PARIS (MNI) – Losses should be shared by both junior and senior
bondholders when failing banks are put into resolution, Ireland’s
central bank governor Patrick Honohan said Friday.
In a speech in Dublin, Honohan said the refusal of Ireland’s
international lenders to allow losses to be imposed on senior
bondholders, together with the bank guarantees issued by the government
in 2008, were key factors in tipping Ireland into its 2010 bailout.
“The extensive socialisation of losses – initially through the
September 2008 guarantee and subsequently when the Troika refused to
countenance burden sharing with the unguaranteed senior bondholders –
has been rightly subject to extensive criticism,” Honohan said.

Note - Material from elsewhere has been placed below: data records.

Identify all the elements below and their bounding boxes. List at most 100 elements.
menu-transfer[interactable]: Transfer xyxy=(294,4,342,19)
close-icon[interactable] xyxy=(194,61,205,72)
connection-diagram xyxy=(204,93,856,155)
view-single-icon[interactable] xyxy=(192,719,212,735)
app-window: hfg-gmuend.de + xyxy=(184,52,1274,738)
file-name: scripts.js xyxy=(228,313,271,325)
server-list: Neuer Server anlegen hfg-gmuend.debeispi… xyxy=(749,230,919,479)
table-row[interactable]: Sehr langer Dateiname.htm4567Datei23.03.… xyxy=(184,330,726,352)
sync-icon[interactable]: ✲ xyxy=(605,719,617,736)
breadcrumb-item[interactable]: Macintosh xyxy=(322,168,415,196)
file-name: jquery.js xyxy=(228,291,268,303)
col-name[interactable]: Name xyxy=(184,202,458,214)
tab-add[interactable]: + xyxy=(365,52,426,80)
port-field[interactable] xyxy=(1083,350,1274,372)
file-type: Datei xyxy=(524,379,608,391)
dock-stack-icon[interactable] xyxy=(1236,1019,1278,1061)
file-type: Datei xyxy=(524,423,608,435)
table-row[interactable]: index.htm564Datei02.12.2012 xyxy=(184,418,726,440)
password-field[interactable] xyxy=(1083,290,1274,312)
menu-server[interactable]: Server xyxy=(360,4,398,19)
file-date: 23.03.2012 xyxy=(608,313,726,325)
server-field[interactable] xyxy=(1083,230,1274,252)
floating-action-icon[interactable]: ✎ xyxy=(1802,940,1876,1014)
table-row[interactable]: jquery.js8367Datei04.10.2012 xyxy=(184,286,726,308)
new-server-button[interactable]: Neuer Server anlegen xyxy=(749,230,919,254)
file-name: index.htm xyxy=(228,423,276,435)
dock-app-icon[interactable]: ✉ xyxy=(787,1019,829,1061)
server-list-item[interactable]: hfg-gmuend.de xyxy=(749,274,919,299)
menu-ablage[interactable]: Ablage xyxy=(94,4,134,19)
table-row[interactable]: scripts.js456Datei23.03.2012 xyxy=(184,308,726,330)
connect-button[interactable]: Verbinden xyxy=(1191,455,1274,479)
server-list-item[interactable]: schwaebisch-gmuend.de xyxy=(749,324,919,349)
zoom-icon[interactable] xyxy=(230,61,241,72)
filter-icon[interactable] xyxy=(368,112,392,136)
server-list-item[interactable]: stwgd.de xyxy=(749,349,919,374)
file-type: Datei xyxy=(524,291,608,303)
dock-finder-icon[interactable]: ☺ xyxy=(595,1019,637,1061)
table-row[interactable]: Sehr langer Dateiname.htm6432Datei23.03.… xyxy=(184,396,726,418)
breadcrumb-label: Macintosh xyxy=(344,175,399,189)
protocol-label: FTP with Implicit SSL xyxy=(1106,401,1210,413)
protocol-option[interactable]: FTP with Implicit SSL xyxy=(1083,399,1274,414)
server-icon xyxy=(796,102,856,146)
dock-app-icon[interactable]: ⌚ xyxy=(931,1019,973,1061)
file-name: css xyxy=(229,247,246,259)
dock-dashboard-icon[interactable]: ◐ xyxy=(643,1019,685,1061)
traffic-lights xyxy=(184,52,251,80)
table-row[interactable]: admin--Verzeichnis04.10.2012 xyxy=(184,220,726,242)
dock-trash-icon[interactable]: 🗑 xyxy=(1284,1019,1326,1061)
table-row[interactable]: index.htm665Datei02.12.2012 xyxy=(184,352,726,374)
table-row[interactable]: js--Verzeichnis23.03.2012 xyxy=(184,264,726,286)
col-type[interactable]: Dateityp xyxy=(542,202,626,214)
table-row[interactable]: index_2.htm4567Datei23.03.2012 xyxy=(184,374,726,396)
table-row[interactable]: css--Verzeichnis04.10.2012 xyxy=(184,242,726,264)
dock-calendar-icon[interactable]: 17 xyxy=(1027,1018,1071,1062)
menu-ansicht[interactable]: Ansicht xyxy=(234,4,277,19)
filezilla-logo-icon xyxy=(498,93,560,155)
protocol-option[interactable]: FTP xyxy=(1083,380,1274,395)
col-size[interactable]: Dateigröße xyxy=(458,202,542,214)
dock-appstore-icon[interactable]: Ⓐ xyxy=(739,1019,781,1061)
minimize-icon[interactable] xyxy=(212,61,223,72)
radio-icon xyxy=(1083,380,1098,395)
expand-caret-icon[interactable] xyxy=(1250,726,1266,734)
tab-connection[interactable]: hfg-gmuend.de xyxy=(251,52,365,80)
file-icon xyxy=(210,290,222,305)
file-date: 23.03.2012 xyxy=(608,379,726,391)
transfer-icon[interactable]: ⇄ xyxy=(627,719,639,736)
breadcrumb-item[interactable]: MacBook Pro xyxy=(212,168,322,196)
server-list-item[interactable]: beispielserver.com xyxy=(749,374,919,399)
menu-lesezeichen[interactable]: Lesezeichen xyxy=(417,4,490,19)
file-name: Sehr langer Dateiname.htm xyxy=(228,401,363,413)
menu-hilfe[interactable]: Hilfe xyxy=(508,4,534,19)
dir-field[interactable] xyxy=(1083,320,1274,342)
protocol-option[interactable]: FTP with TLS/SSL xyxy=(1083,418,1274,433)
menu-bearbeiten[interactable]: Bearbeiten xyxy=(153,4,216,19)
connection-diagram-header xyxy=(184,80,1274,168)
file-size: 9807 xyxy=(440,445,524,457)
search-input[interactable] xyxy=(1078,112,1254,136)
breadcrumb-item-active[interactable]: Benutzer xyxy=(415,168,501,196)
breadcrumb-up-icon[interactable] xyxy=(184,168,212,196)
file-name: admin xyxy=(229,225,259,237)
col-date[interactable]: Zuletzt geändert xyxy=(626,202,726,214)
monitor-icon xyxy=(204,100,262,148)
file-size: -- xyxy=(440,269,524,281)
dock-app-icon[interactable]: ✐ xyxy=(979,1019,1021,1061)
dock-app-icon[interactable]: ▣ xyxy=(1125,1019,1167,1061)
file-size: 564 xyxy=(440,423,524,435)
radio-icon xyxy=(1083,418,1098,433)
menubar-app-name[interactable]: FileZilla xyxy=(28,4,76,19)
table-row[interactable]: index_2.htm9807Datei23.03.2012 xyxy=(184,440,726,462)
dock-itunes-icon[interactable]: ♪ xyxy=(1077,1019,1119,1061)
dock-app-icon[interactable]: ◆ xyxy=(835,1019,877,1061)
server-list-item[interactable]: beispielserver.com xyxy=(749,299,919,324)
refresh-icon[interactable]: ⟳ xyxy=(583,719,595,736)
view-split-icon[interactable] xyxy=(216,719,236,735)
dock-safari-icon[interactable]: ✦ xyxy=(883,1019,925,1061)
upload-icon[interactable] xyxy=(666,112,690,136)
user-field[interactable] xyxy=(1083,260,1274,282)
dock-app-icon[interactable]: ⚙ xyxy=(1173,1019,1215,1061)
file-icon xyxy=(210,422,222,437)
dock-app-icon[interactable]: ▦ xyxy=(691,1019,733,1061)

In future banking crises, “prompt, transparent over-capitalisation”
should remain the preferred option for dealing with failing banks that
it is deemed necessary to save, Honohan said.
“Losses should be shared by both junior and senior creditors where
necessary in cases where the banks are put into resolution,” he said.
Since 2009, Ireland has spent E65 billion rescuing its banking
system after a collapse in property prices. The Irish government was
forced to pay off senior holders of Irish bank debt after the European
Central Bank refused to allow losses to be imposed on them because of
fears of contagion to other European banks.